While doing divination for yourself can be excellent practice, your own desired results may interfere with a reading. Just be aware of that, and learn to read the cards objectively.
But yes: the best way to learn tarot, in my opinion, besides just study, is working with the tarot!
I have a couple methods I use for a quick reading, and more often than not I use either a 'what to expect tomorrow' reading or 'what should I have learned today' type reading. I will also use a modified Celtic Cross -- still with ten cards but with a slightly different layout, thanks to somone on YouTube for the advice.
Speaking of YouTube, it's a great place to start with learning. Tarot Oracle has a brief course on tarot divination, and there are others. Some people teach a story for the Major Arcana, called the Fool's Journey. This story can be considerably different depending on your source!

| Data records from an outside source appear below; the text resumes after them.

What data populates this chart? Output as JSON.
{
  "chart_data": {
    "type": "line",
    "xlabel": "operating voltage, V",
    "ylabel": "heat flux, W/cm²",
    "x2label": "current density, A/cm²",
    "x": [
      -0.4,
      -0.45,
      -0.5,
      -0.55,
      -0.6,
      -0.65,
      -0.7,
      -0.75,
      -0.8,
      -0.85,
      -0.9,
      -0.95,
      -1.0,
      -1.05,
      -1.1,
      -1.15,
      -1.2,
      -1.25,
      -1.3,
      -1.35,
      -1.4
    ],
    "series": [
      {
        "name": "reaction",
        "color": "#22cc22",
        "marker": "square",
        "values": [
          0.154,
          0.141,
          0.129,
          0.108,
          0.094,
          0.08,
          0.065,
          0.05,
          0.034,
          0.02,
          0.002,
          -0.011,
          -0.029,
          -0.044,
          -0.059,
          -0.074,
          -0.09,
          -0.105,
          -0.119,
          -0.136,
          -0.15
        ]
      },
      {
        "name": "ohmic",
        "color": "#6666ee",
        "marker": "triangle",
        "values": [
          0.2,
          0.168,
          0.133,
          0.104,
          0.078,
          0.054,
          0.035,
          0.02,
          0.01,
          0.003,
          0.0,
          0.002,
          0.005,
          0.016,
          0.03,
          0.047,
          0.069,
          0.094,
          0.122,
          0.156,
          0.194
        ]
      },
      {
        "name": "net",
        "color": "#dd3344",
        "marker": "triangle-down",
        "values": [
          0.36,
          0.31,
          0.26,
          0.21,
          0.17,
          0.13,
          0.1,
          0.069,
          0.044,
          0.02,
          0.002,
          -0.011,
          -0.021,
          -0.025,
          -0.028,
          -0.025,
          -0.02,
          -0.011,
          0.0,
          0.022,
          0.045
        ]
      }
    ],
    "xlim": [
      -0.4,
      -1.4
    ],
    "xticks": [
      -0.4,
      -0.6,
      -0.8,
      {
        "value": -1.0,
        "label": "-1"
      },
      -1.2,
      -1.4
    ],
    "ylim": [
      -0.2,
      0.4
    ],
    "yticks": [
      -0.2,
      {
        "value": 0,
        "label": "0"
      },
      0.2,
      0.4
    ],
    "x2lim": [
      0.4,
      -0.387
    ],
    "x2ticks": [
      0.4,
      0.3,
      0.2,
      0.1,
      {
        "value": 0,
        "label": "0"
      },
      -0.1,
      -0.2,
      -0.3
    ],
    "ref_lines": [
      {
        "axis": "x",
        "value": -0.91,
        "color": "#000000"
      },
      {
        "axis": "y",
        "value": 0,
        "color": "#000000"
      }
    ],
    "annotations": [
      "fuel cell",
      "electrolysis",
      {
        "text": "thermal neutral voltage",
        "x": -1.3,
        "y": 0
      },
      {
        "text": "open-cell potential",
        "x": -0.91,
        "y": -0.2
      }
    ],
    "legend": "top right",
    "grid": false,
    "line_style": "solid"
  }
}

There's a version on the Sacred Texts site which uses a differing order as well.
So find different books, videos, web sites (learntarot.com is a good one) and broaden your view. Ultimately, find what works best for you.
The stories told on both of those sights were interesting. I feel like they were both written for different purposes. The first one actually reminded me of a deep rooted nostalgia I frequently feel, especially in nature. The second though seemed more like a glossary, and just a dictionary with a little extra fluff. I liked them both for what they are though.
Is there a version you put more stock in than the rest? Are these treated like like actual things to have happened, or fictional stories with a higher purpose than just entertainment? Does it vary from person to person? Does anyone else want to chime in with their favorite versions?
The Fool's Journey is most certainly fictional. It's an allegory about -- depending on the source -- the meanings of the cards or even the journey to enlightenment through ritual magic.
The tarot, from the thread of the Rider Waite deck as for popular designs, is a pictorial representation of a dydtem of magic, though many will simply use it for divination. Each card has correspondences to numerology, astrology, elements, mystical meanings to their associated Hebrew letters, direct symbolism on the card, and the RWS deck is also known for having 'blinds' or misinformation to hide, obscure, or even omit information meant to be included in a Golden Dawn based tarot deck.
Information was obscured because the people who made the deck were sworn to preserve secrets of the Golden Dawn. Much still remains, such as the sephiroht on the veil behind The Empress, represented ting the Tree of Life in a specific aspect in study towards initiation, and much more. Some changes are subtle, such as changing the quantity of specific marks on some cards. Some things are more obscured, changed, or even removed.
Well that's going in the file for interesting things that I need to look in to on a day where I can focus, and really dig in to it. Thank you Prsona for being so helpful in what you've shared. You've given me some really great points to use as starting points to understand all of this better. This should keep my thoughts occupied for quite a substantial time.